I love the radiologists I work with, don't get me wrong, and I trust them implicitly. You're correct in that they are masterful diagnosticians based on little clinical data (especially given my most clinicians - not a sterotype if it's true) and excellent at differential diagnoses. I shared a code blue situation with one of my radiologists about a year ago who had a patient with anaphylactoid reaction to dye - he was great, a little jacked up, but he's not used to that crap (nor should he be.) We got the Pt over to the ED, I took over and the patient did fine.
Don't misunderstand, I don't think I said I don't read the radiology reports of the outside service - I do, but I also read them as carefully as I can. Trust but verify. I'm glad you've done a few rotations in rads - hope you've gleaned a fraction of what they can pick up. I'm not actually cherry picking, we are on our third outside night-read radiology service because of missed items over-read. These are tallied, kept track of by the radiology department and brought to administration. I'm not picking on the guys I work with. I'm not picking on the radiology specialty. I'm not dissing them, and I DO KNOW how they work.

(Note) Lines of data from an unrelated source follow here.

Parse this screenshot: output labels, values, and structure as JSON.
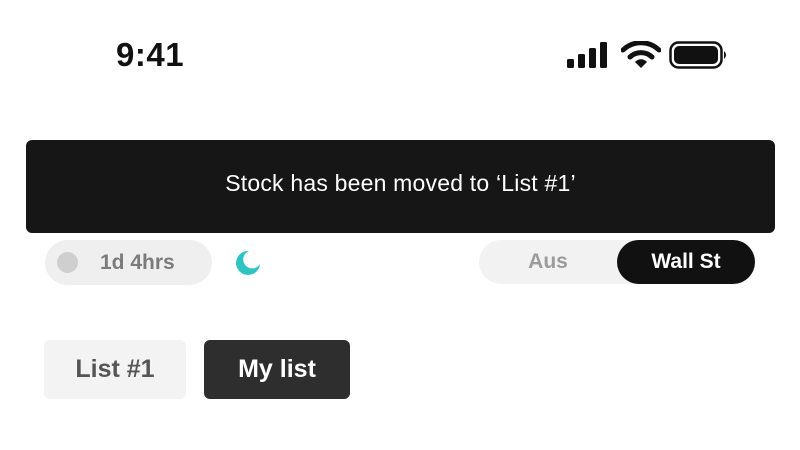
{
  "status_bar": {
    "time": "9:41",
    "icons": [
      "cellular-signal-icon",
      "wifi-icon",
      "battery-icon"
    ]
  },
  "toast": {
    "message": "Stock has been moved to ‘List #1’"
  },
  "market": {
    "timer_label": "1d 4hrs",
    "night_icon": "moon-icon",
    "options": [
      "Aus",
      "Wall St"
    ],
    "selected": "Wall St"
  },
  "lists": {
    "tabs": [
      {
        "label": "List #1",
        "active": false
      },
      {
        "label": "My list",
        "active": true
      }
    ]
  },
  "colors": {
    "toast_bg": "#161616",
    "moon_accent": "#2ec4c4",
    "active_segment": "#111111",
    "active_tab": "#2e2e2e"
  }
}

I had two points really, so I'll say them bluntly. You're right, we need to trust each other, and the bull**** between specialties needs to end. There is a culture of ****ting on other services in medical school and in training. The younger generations of docs can make that happen. I'm not going to get anywhere with the 65 yo surgeon or orthopod or internist. Med studs, residents, yes, understand that we all need to embrace the suck, band together to take good care of patients and defend our profession from outside influence.
The second point is simply that all clinicians at the point of care should not absolutely rely on the radiology read - as you noted, we all screw up, we make errors affecting patient care, but it's worse in radiology when you don't have a great history and the patient isn't in front of you. We all need to be able to read,
yes, complex studies, and we all need to train in order to pick up EVERYTHING the radiology doc does. That means we are learning and protecting our patients and our colleagues. We won't, they will always see more, always offer more - thats why they did their residency, but as you also mentioned, they can code a patient too.
I'm an ER doc. I work in an isolated, critical access hospital with limited resources. I am the only doc, beside the hospitalist, on at night. Other docs are 30 min away. I see very sick people, with crappy access to care, who don't take care of themselves and use drugs. I am the second damned best radiologist,neurologist, internist, oncologist, ophthalmologist, cardiologist, intensivist and surgeon that I have. I will never be as good as the primaries, but I am a skilled ED resuscitationist, and I can fix dead people, near dead people, and people "fixin' to die."
Remember that the place where you learn, and the place where you train is not necessarily the place you will practice (or want to practice.) Good work on the Rads rotations, sounds like you may want to go that route - we're on the same team. If not, learn your reads, talk to your colleagues (even the ER docs.)